As Americans become better informed about health, more and more people have turned to diet as a way to lose weight and keep themselves in peak condition. Anorexia nervosa and bulimia nervosa-disorders in which the sufferer focuses on the quantity of food eaten-have been highly documented over the past decade. But as Dr. Steven Bratman asserts in this breakthrough book, for many people, eating "correctly" has become an equally harmful obsession, one that causes them to adopt progressively more rigid diets that not only eliminate crucial nutrients and food groups, but ultimately cost them their overall health, personal relationships, and emotional well-being.
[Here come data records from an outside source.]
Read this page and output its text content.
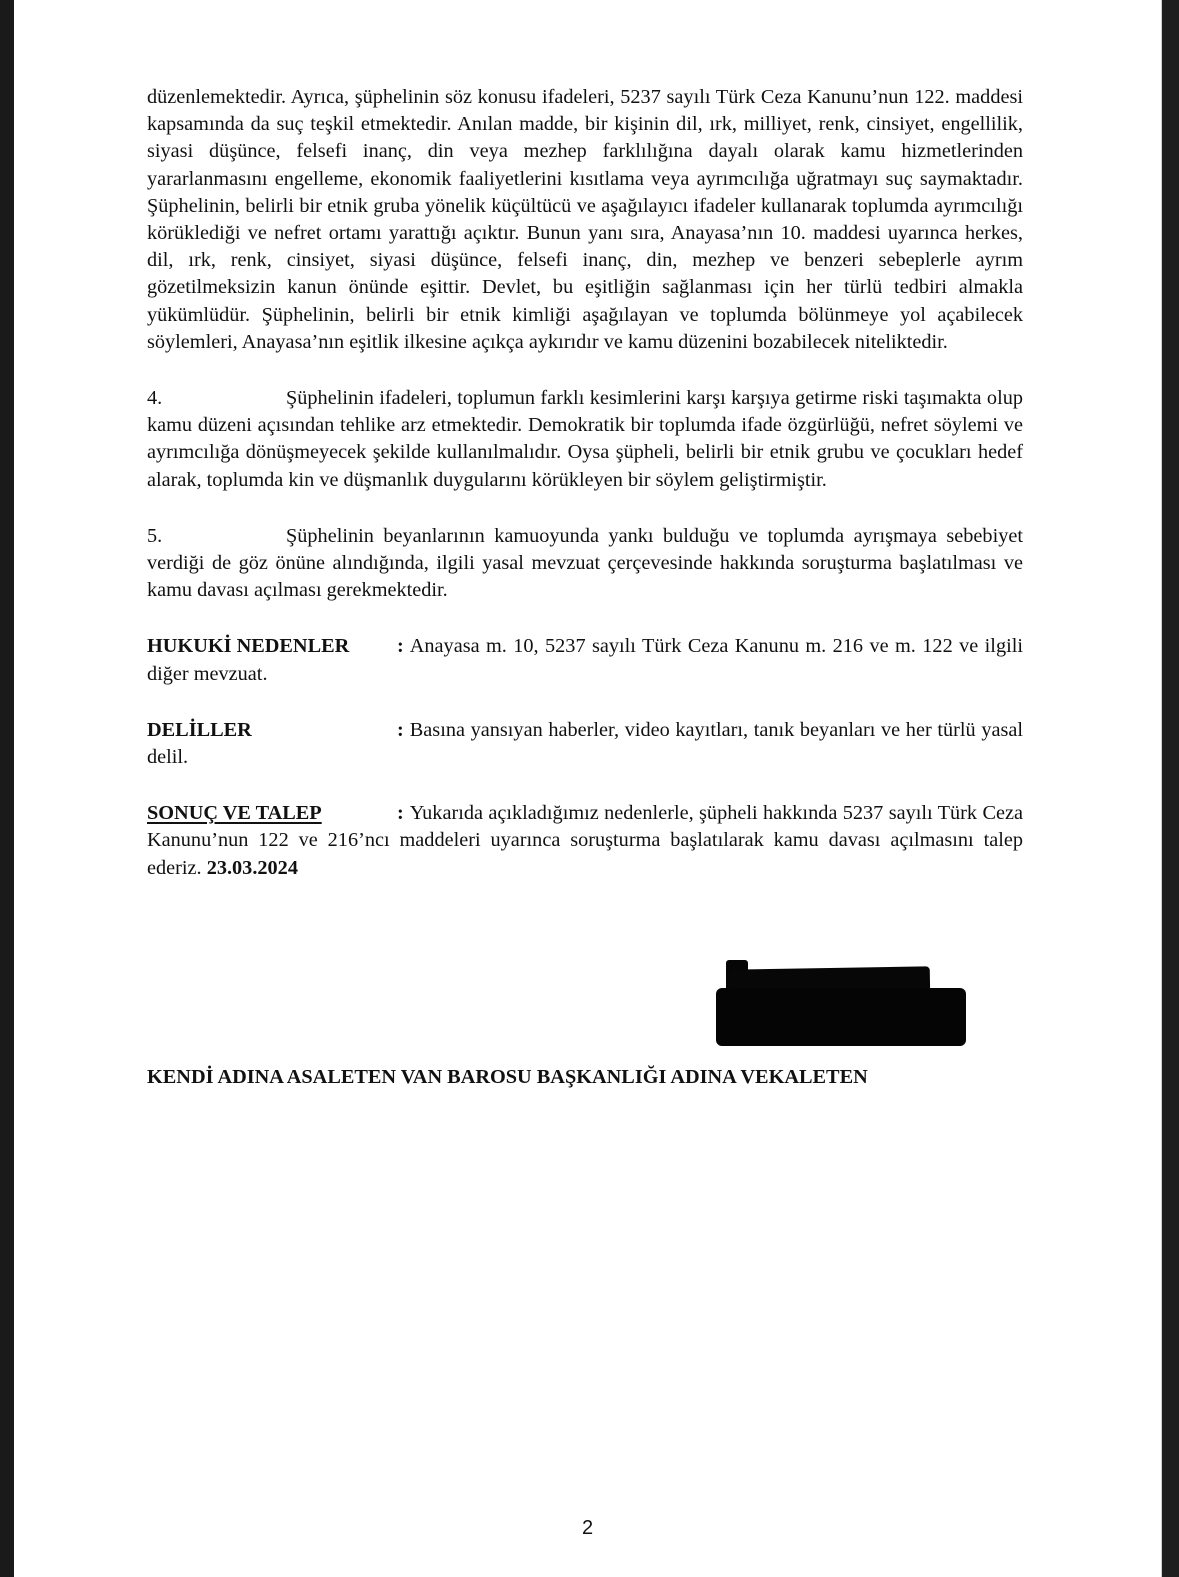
düzenlemektedir. Ayrıca, şüphelinin söz konusu ifadeleri, 5237 sayılı Türk Ceza Kanunu’nun 122. maddesi kapsamında da suç teşkil etmektedir. Anılan madde, bir kişinin dil, ırk, milliyet, renk, cinsiyet, engellilik, siyasi düşünce, felsefi inanç, din veya mezhep farklılığına dayalı olarak kamu hizmetlerinden yararlanmasını engelleme, ekonomik faaliyetlerini kısıtlama veya ayrımcılığa uğratmayı suç saymaktadır. Şüphelinin, belirli bir etnik gruba yönelik küçültücü ve aşağılayıcı ifadeler kullanarak toplumda ayrımcılığı körüklediği ve nefret ortamı yarattığı açıktır. Bunun yanı sıra, Anayasa’nın 10. maddesi uyarınca herkes, dil, ırk, renk, cinsiyet, siyasi düşünce, felsefi inanç, din, mezhep ve benzeri sebeplerle ayrım gözetilmeksizin kanun önünde eşittir. Devlet, bu eşitliğin sağlanması için her türlü tedbiri almakla yükümlüdür. Şüphelinin, belirli bir etnik kimliği aşağılayan ve toplumda bölünmeye yol açabilecek söylemleri, Anayasa’nın eşitlik ilkesine açıkça aykırıdır ve kamu düzenini bozabilecek niteliktedir.

4.	Şüphelinin ifadeleri, toplumun farklı kesimlerini karşı karşıya getirme riski taşımakta olup kamu düzeni açısından tehlike arz etmektedir. Demokratik bir toplumda ifade özgürlüğü, nefret söylemi ve ayrımcılığa dönüşmeyecek şekilde kullanılmalıdır. Oysa şüpheli, belirli bir etnik grubu ve çocukları hedef alarak, toplumda kin ve düşmanlık duygularını körükleyen bir söylem geliştirmiştir.

5.	Şüphelinin beyanlarının kamuoyunda yankı bulduğu ve toplumda ayrışmaya sebebiyet verdiği de göz önüne alındığında, ilgili yasal mevzuat çerçevesinde hakkında soruşturma başlatılması ve kamu davası açılması gerekmektedir.

HUKUKİ NEDENLER : Anayasa m. 10, 5237 sayılı Türk Ceza Kanunu m. 216 ve m. 122 ve ilgili diğer mevzuat.

DELİLLER	: Basına yansıyan haberler, video kayıtları, tanık beyanları ve her türlü yasal delil.

SONUÇ VE TALEP	: Yukarıda açıkladığımız nedenlerle, şüpheli hakkında 5237 sayılı Türk Ceza Kanunu’nun 122 ve 216’ncı maddeleri uyarınca soruşturma başlatılarak kamu davası açılmasını talep ederiz. 23.03.2024

KENDİ ADINA ASALETEN VAN BAROSU BAŞKANLIĞI ADINA VEKALETEN
2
Health Food Junkies is the first book to identify this new eating disorder, orthorexia nervosa, and to offer detailed, practical advice on how to cope with and overcome it. Orthorexia nervosa occurs when the victim becomes obsessed, not with the
quantity of food eaten, but the
quality of the food. What starts as a devotion to healthy eating can evolve into a pattern of incredibly strict diets; victims become so focused on eating a "pure" diet (usually raw vegetables and grains) that the planning and preparation of food come to play the dominant role in their lives.
Health Food Junkies provides an expert analysis of some of today's most popular diets-from The Zone to macrobiotics, raw-foodism to food allergy elimination-and shows not only how they can lead to orthorexia, but how they are often built on faulty logic rather than sound medical advice. Offering expert insight gleaned from his work with orthorexia patients, Dr. Bratman outlines the symptoms of orthorexia, describes its progression, and shows readers how to diagnose the condition. Finally, Dr. Bratman offers practical suggestions for intervention and treatment, giving readers the tools they need to conquer this painful disorder, rediscover the joys of eating, and reclaim their lives.